A hospital in North Idaho is marketing itself to Canadian tourists — medical tourists, that is.
Most of the patients who come into Northwest Specialty Hospital in Post Falls, Idaho, are from the local area — plus a few from Washington and Montana.
But hospital CEO Rick Rasmussen is thinking big — Canada big. A little Canadian flag was recently added in the upper right of the hospital's website.
The link goes to a list of procedures with some of the longest wait times north of the border. Total knee, total hip, total shoulder, ACL repair — all with the prices listed.
But it feels more like the listing for a vacation package than a medical procedure. And included in each deal: a stay at the nearby luxury Coeur d'Alene Resort.
"So the resort picks them up at the airport, them and their spouse, takes them to the hotel, puts them in a nice room overlooking the lake," Rasmussen said.
And while the spouse enjoys some spa time, the patient gets a new knee.
"And they're back out playing curling this winter rather than waiting, you know, two years," Rasmussen said.
Northwest Specialty Hospital isn't the only hospital near the border trying to get in on the multi-billion dollar international medical tourism business. A group in Washington is trying to make Seattle a destination.
U.S. hospitals may not have the prices that places like Costa Rica, Thailand and Mexico can offer. But what they do have, at least in the eyes of Canadians, is speediness.
Valorie Crooks, a health geographer at Simon Fraser University in British Columbia, said Canadians are often heading across the border to avoid the wait lists of their national healthcare system. The demand for knee and hip procedures is especially high with Canada's aging baby boom population.
But Crooks said these aren't vacation getaways. Even when Canadians are just crossing the 49th parallel, there are still risks.
"The practice of Canadians going to the United States for these sort of out-of-pocket payment healthcare arrangements raise some of the similar types of questions as Canadians going to any other country in the world, including sort of lesser developed nations," Crooks said.
She said since patients are doing this outside their normal healthcare system, they have to pay — and do all their own research. And Crooks said even when the procedure goes as planned, the patient's recovery becomes the responsibility of the Canadian healthcare system.
"Physicians are left to sort of figure out if and how they're going to follow up on orders from a jurisdiction that is not only not local but is coming from an entirely different country," she said.
Things like physical therapy, medications and lab tests don't always translate well across the border.

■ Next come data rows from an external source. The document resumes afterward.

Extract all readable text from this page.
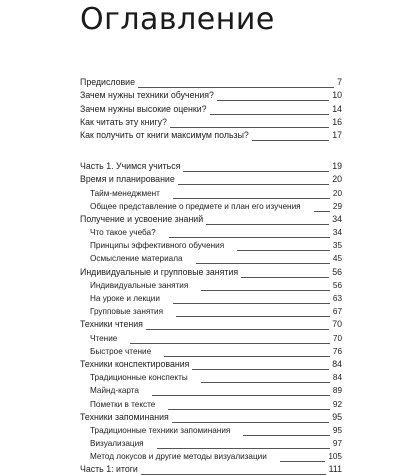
Оглавление
Предисловие	7
Зачем нужны техники обучения?	10
Зачем нужны высокие оценки?	14
Как читать эту книгу?	16
Как получить от книги максимум пользы?	17
Часть 1. Учимся учиться	19
Время и планирование	20
Тайм-менеджмент	20
Общее представление о предмете и план его изучения	29
Получение и усвоение знаний	34
Что такое учеба?	34
Принципы эффективного обучения	35
Осмысление материала	45
Индивидуальные и групповые занятия	56
Индивидуальные занятия	56
На уроке и лекции	63
Групповые занятия	67
Техники чтения	70
Чтение	70
Быстрое чтение	76
Техники конспектирования	84
Традиционные конспекты	84
Майнд-карта	89
Пометки в тексте	92
Техники запоминания	95
Традиционные техники запоминания	95
Визуализация	97
Метод локусов и другие методы визуализации	105
Часть 1: итоги	111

Still, many Canadian patients are up for it.
Trent Jeffries of Calgary went to Northwest Specialty Hospital a year ago — even before they officially started the medical tourism program.

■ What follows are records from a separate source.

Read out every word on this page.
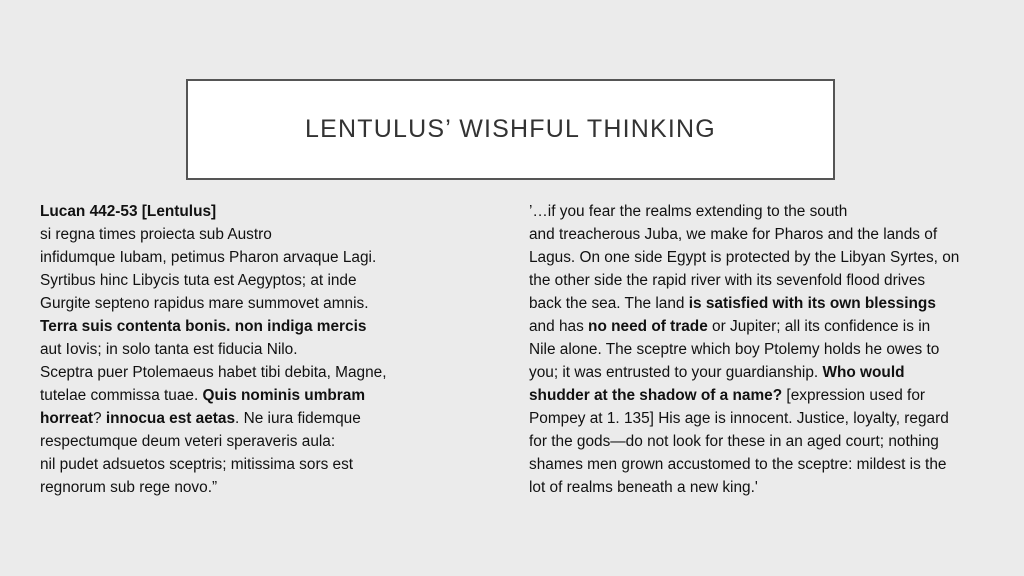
LENTULUS’ WISHFUL THINKING
Lucan 442-53 [Lentulus]
si regna times proiecta sub Austro
infidumque Iubam, petimus Pharon arvaque Lagi.
Syrtibus hinc Libycis tuta est Aegyptos; at inde
Gurgite septeno rapidus mare summovet amnis.
Terra suis contenta bonis. non indiga mercis
aut Iovis; in solo tanta est fiducia Nilo.
Sceptra puer Ptolemaeus habet tibi debita, Magne,
tutelae commissa tuae. Quis nominis umbram
horreat? innocua est aetas. Ne iura fidemque
respectumque deum veteri speraveris aula:
nil pudet adsuetos sceptris; mitissima sors est
regnorum sub rege novo.”
’…if you fear the realms extending to the south
and treacherous Juba, we make for Pharos and the lands of
Lagus. On one side Egypt is protected by the Libyan Syrtes, on
the other side the rapid river with its sevenfold flood drives
back the sea. The land is satisfied with its own blessings
and has no need of trade or Jupiter; all its confidence is in
Nile alone. The sceptre which boy Ptolemy holds he owes to
you; it was entrusted to your guardianship. Who would
shudder at the shadow of a name? [expression used for
Pompey at 1. 135] His age is innocent. Justice, loyalty, regard
for the gods—do not look for these in an aged court; nothing
shames men grown accustomed to the sceptre: mildest is the
lot of realms beneath a new king.'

Jeffries had had knee problems for over a decade, but wouldn't receive approval from his doctor in Canada for knee replacement until he was 55. So with a few years to go and the pain medications no longer working, Jeffries and his wife consulted with a orthopedic surgeon in north Idaho. And they made the seven-hour drive to Post Falls.

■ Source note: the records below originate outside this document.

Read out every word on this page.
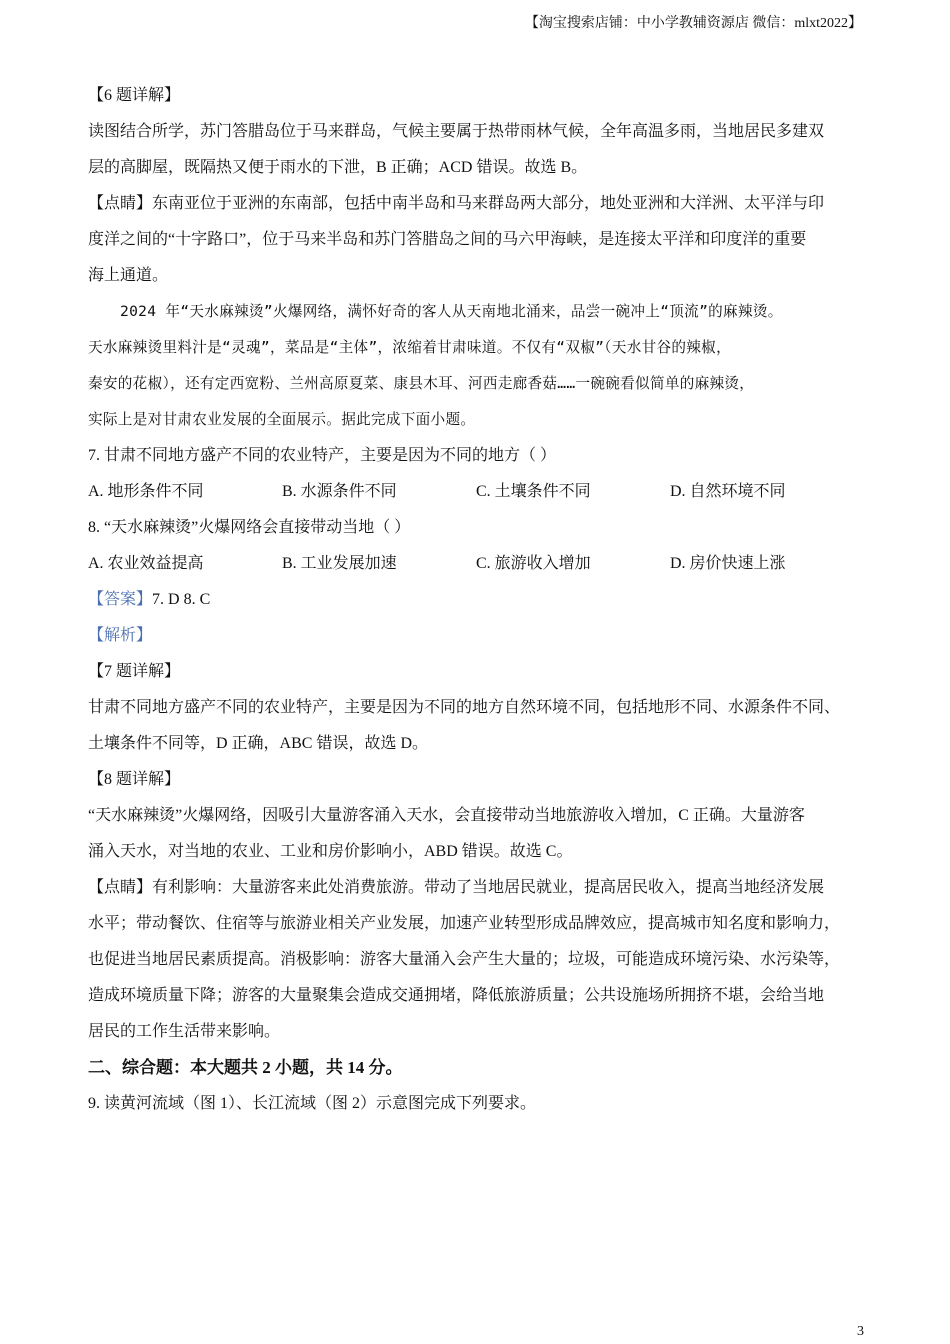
【淘宝搜索店铺：中小学教辅资源店 微信：mlxt2022】
【6 题详解】
读图结合所学，苏门答腊岛位于马来群岛，气候主要属于热带雨林气候，全年高温多雨，当地居民多建双
层的高脚屋，既隔热又便于雨水的下泄，B 正确；ACD 错误。故选 B。
【点睛】东南亚位于亚洲的东南部，包括中南半岛和马来群岛两大部分，地处亚洲和大洋洲、太平洋与印
度洋之间的“十字路口”，位于马来半岛和苏门答腊岛之间的马六甲海峡，是连接太平洋和印度洋的重要
海上通道。
2024 年“天水麻辣烫”火爆网络，满怀好奇的客人从天南地北涌来，品尝一碗冲上“顶流”的麻辣烫。
天水麻辣烫里料汁是“灵魂”，菜品是“主体”，浓缩着甘肃味道。不仅有“双椒”（天水甘谷的辣椒，
秦安的花椒），还有定西宽粉、兰州高原夏菜、康县木耳、河西走廊香菇……一碗碗看似简单的麻辣烫，
实际上是对甘肃农业发展的全面展示。据此完成下面小题。
7. 甘肃不同地方盛产不同的农业特产，主要是因为不同的地方（ ）
A. 地形条件不同	B. 水源条件不同	C. 土壤条件不同	D. 自然环境不同
8. “天水麻辣烫”火爆网络会直接带动当地（ ）
A. 农业效益提高	B. 工业发展加速	C. 旅游收入增加	D. 房价快速上涨
【答案】7. D 8. C
【解析】
【7 题详解】
甘肃不同地方盛产不同的农业特产，主要是因为不同的地方自然环境不同，包括地形不同、水源条件不同、
土壤条件不同等，D 正确，ABC 错误，故选 D。
【8 题详解】
“天水麻辣烫”火爆网络，因吸引大量游客涌入天水，会直接带动当地旅游收入增加，C 正确。大量游客
涌入天水，对当地的农业、工业和房价影响小，ABD 错误。故选 C。
【点睛】有利影响：大量游客来此处消费旅游。带动了当地居民就业，提高居民收入，提高当地经济发展
水平；带动餐饮、住宿等与旅游业相关产业发展，加速产业转型形成品牌效应，提高城市知名度和影响力，
也促进当地居民素质提高。消极影响：游客大量涌入会产生大量的；垃圾，可能造成环境污染、水污染等，
造成环境质量下降；游客的大量聚集会造成交通拥堵，降低旅游质量；公共设施场所拥挤不堪，会给当地
居民的工作生活带来影响。
二、综合题：本大题共 2 小题，共 14 分。
9. 读黄河流域（图 1）、长江流域（图 2）示意图完成下列要求。
3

"Sat down — I wasn't in that chair 10 minutes and they called me in for pre-op there," Jeffries said.
He added he'd never given a hospital a $14,000 check before. But he said it was worth it.
"You know what, to fix the problem, I'd do it again in a heartbeat," Jeffries said. "Wouldn't bother me a bit. I've said since I've come back, if I have any problems from here on, I won't fool around here, I'll get in my vehicle and drive south."
And if there's a stay at a resort thrown in — so much the better.